За какими только группировками ни гонялся Воеводин. Раскрыл дело отравительницы из психиатрической больницы в Брянске. Участвовал в штурмующем отряде после осады Дубнинского потрошителя. Допрашивал выживших после встречи с Уральским палачом.

Молодой Семен, еще без «заслуженного» отчества, не экономил жизнь. Ради убиенных жертв, что полагались на него, безмолвно взывая к равновесию зла и добра, бросался оперативник под поезда и пули. Или спасет тех, кто еще жив, или с Катей тотчас же увидится. Всё в выигрыше будет!

Удалого сотрудника чем-то награждали, как-то поощряли, премировали, фотографировали в прессу и на «табло» почета вешали. Семен благодарил и оставлял медали в коробках, высокопоставленные письма с грамотами пылились в закромах антресолей. Сам же он быстрее торопился к доскам, где не портреты награжденных красовались, а словесные портреты под заглавием «Розыск особо опасных преступников».

На повышение карьеры соглашался при условии, что в кабинете не запрут. Что будет Семен как прежде с командой молодых и дерзких носиться по сточным канавам, заброшкам да притонам, разматывая нитку с трупа до последнего узелка вокруг руки убийцы.

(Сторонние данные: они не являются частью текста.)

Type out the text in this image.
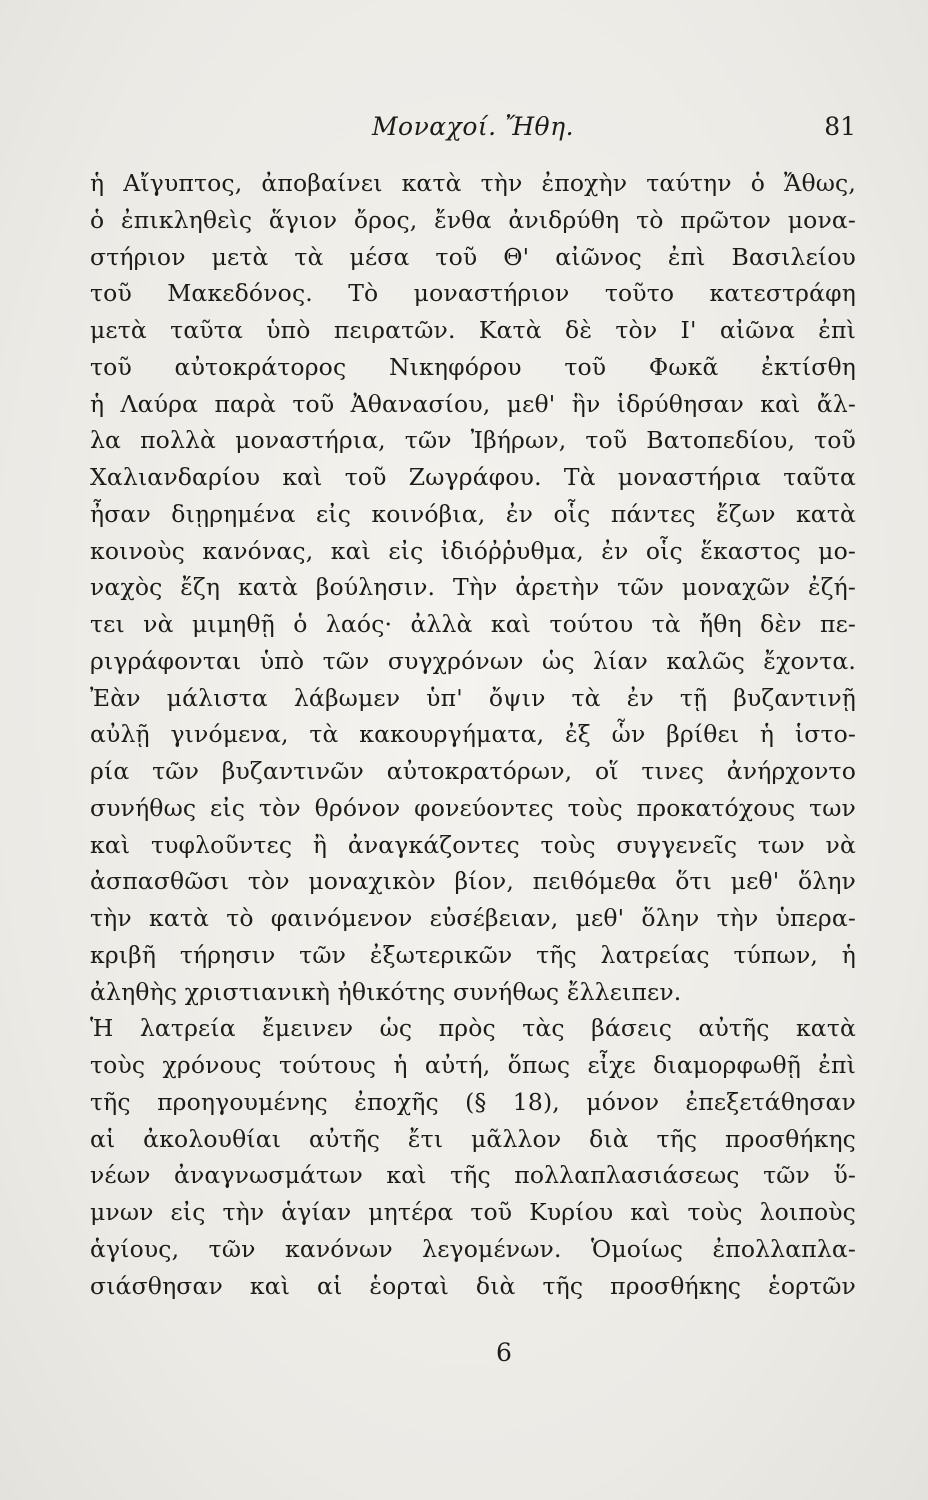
Μοναχοί. Ἤθη.	81
ἡ Αἴγυπτος, ἀποβαίνει κατὰ τὴν ἐποχὴν ταύτην ὁ Ἄθως,
ὁ ἐπικληθεὶς ἅγιον ὄρος, ἔνθα ἀνιδρύθη τὸ πρῶτον μονα-
στήριον μετὰ τὰ μέσα τοῦ Θ' αἰῶνος ἐπὶ Βασιλείου
τοῦ Μακεδόνος. Τὸ μοναστήριον τοῦτο κατεστράφη
μετὰ ταῦτα ὑπὸ πειρατῶν. Κατὰ δὲ τὸν Ι' αἰῶνα ἐπὶ
τοῦ αὐτοκράτορος Νικηφόρου τοῦ Φωκᾶ ἐκτίσθη
ἡ Λαύρα παρὰ τοῦ Ἀθανασίου, μεθ' ἣν ἱδρύθησαν καὶ ἄλ-
λα πολλὰ μοναστήρια, τῶν Ἰβήρων, τοῦ Βατοπεδίου, τοῦ
Χαλιανδαρίου καὶ τοῦ Ζωγράφου. Τὰ μοναστήρια ταῦτα
ἦσαν διῃρημένα εἰς κοινόβια, ἐν οἷς πάντες ἔζων κατὰ
κοινοὺς κανόνας, καὶ εἰς ἰδιόῤῥυθμα, ἐν οἷς ἕκαστος μο-
ναχὸς ἔζη κατὰ βούλησιν. Τὴν ἀρετὴν τῶν μοναχῶν ἐζή-
τει νὰ μιμηθῇ ὁ λαός· ἀλλὰ καὶ τούτου τὰ ἤθη δὲν πε-
ριγράφονται ὑπὸ τῶν συγχρόνων ὡς λίαν καλῶς ἔχοντα.
Ἐὰν μάλιστα λάβωμεν ὑπ' ὄψιν τὰ ἐν τῇ βυζαντινῇ
αὐλῇ γινόμενα, τὰ κακουργήματα, ἐξ ὧν βρίθει ἡ ἱστο-
ρία τῶν βυζαντινῶν αὐτοκρατόρων, οἵ τινες ἀνήρχοντο
συνήθως εἰς τὸν θρόνον φονεύοντες τοὺς προκατόχους των
καὶ τυφλοῦντες ἢ ἀναγκάζοντες τοὺς συγγενεῖς των νὰ
ἀσπασθῶσι τὸν μοναχικὸν βίον, πειθόμεθα ὅτι μεθ' ὅλην
τὴν κατὰ τὸ φαινόμενον εὐσέβειαν, μεθ' ὅλην τὴν ὑπερα-
κριβῆ τήρησιν τῶν ἐξωτερικῶν τῆς λατρείας τύπων, ἡ
ἀληθὴς χριστιανικὴ ἠθικότης συνήθως ἔλλειπεν.
Ἡ λατρεία ἔμεινεν ὡς πρὸς τὰς βάσεις αὐτῆς κατὰ
τοὺς χρόνους τούτους ἡ αὐτή, ὅπως εἶχε διαμορφωθῇ ἐπὶ
τῆς προηγουμένης ἐποχῆς (§ 18), μόνον ἐπεξετάθησαν
αἱ ἀκολουθίαι αὐτῆς ἔτι μᾶλλον διὰ τῆς προσθήκης
νέων ἀναγνωσμάτων καὶ τῆς πολλαπλασιάσεως τῶν ὕ-
μνων εἰς τὴν ἁγίαν μητέρα τοῦ Κυρίου καὶ τοὺς λοιποὺς
ἁγίους, τῶν κανόνων λεγομένων. Ὁμοίως ἐπολλαπλα-
σιάσθησαν καὶ αἱ ἑορταὶ διὰ τῆς προσθήκης ἑορτῶν
6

Все изменило ранение номер восемь.

Семен только день рождения справил. Выпили по стопке с мужиками и следующим днем вышли по следу Поджигателя по имени Гарик Люблин. Изверг похищал женщин, запирал их в самодельных ящиках размером с гараж, древесина которых была заранее пропитана быстро воспламеняющейся смесью. Он запирал всегда по две женщины. Как их выбирал? Загадка. Не родственницы, не любовницы, не бывшие одноклассницы. Жертва один и жертва два не совпадали ни по одному критерию, будь то возраст, вес, цвет волос или глаз.

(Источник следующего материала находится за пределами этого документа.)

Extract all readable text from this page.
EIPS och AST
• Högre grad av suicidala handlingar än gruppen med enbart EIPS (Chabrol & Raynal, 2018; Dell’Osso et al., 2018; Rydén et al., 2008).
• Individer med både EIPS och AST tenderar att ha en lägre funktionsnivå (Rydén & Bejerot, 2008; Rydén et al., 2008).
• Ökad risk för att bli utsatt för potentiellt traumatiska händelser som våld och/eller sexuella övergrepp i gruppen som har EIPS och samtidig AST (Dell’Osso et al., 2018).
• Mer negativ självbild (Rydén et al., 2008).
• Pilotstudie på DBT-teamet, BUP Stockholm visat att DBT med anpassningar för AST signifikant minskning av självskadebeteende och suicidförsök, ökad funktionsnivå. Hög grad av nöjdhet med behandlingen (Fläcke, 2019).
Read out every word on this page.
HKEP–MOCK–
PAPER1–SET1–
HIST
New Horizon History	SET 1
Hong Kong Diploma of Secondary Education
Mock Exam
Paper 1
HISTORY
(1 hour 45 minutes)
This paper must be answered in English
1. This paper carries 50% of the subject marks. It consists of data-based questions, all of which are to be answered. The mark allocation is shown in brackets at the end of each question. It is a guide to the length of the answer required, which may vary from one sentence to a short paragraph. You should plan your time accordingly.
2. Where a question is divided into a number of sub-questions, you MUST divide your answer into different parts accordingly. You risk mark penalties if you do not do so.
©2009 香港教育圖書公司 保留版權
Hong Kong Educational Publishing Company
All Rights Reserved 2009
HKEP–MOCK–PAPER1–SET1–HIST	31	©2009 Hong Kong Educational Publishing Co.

Серийные маньяки обязаны иметь схему, размышляли профайлеры, пытаясь понять, кого Поджигатель схватит следующей парой. Пока они строчили доклады с методичками, Люблин оставлял криминалистам синий пепел от сожжённых трупов.

Еще один вопрос. Почему синий? Что за горючую смесь он изобрел, превращающую органику и неорганику в синий пепел. Как выяснит позже Воеводин, каждый раз пламя горело всего сто секунд. Но только раз Семен узрел его собственными глазами. Тут даже не скажешь «увидел» – то, что предстало перед Семеном, не подчинялось законам природы и термодинамики.

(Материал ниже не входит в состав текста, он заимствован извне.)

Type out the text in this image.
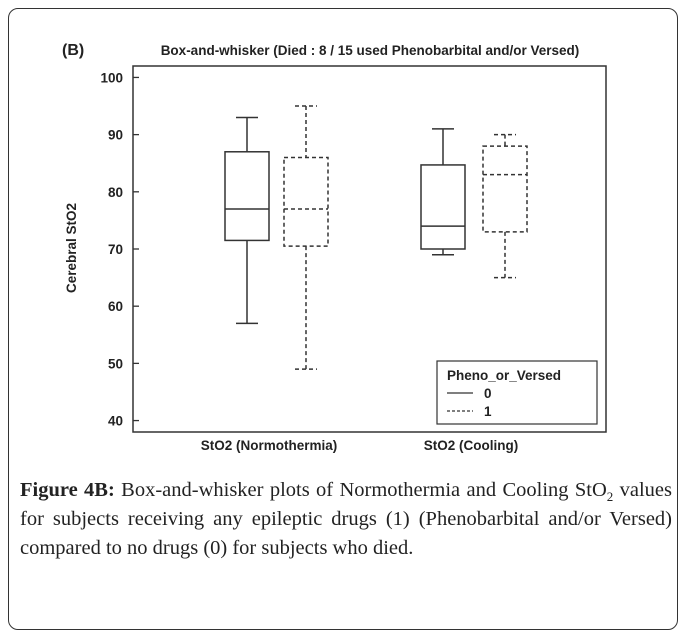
(B)	Box-and-whisker (Died : 8 / 15 used Phenobarbital and/or Versed)
Cerebral StO2
40
50
60
70
80
90
100
StO2 (Normothermia)	StO2 (Cooling)
Pheno_or_Versed
0
1
Figure 4B: Box-and-whisker plots of Normothermia and Cooling StO$_2$ values for subjects receiving any epileptic drugs (1) (Phenobarbital and/or Versed) compared to no drugs (0) for subjects who died.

Перед сожжением похищенных девушек Люблин таскал в сараи всевозможный хлам. В ход шло все: строительные инструменты, одежда, ботва с огородов, бетонные блоки, шифоньеры, посуда, автомобильные капоты, велосипеды, батареи. Маньяк экспериментировал, что же такое нужно запереть в сарае, что его пламя не сможет испепелить?

Криминалисты сделали вывод, что в сарае с жертвами номер пятнадцать и шестнадцать до пожара находилось семь холодильников, полных стеклянных бутылей с водой. От одного из агрегатов осталось пятно размером два на два сантиметра. То, что это был именно холодильник, удалось восстановить по видеозаписи, на которой Люблин с парой грузчиков втаскивали семь двухметровых прямоугольников в фургон.

Давая показания, грузчики отметили, заказчик оплатил работу кредитной картой женщины (сказал, что супруги), а при разгрузке попросил холодильники отнести в сарай, сколоченный из свежих досок. Внутри него пахло цветами. В этом сарае через сутки сгорели Кристина Белоусова и Дарья Птицына.

К своему счастью Белоусова и Птицына, пожара не увидели. Единственное, что во всей мистике воспламенений утешало следователей, – жертвы не гибли в муках. Их сознание не успевало передать импульс боли от мозга к нервам. С такой скоростью обгладывало пламя кости. Да и они оставались через раз. Кусочки самых плотных тканей – все, что удавалось отыскать. Шматок размером в сантиметр – остаток бедра или большой берцовой кости.

Пламя, что пожирало и живое и не живое, не поддавалось просчету. Ведь не огонь то был. Что-то жидкое, тягучее, пламеобразное, вечно голодное, вечно жаждущее еще и еще. Самих воспламенений никто никогда не видел. Находились всегда объедки, но не само пиршество пожара.

Что такое смог изобрести Гарик Люблин в гаражах на окраинах Подольска? Откуда брал ингредиенты своей адовой смеси? Ответов не было.

Схватить Люблина живым – вот какую задачу получил департамент Воеводина. Ведомство мечтало не только маньяка изловить, но и выпытать у него рецепт воспламеняющегося вещества на нужды обороны. Никто в лаборатории его формулу повторить до сих пор не смог. Одна искра, огонек от спички – и сто кубических метров истлевали пеплом за минуту. Если точнее, за сто секунд.

В ночь, когда на голову Воеводина осыпалась звездная крошка и жизнь его свернула с земного пути на Млечный, случилось следующее.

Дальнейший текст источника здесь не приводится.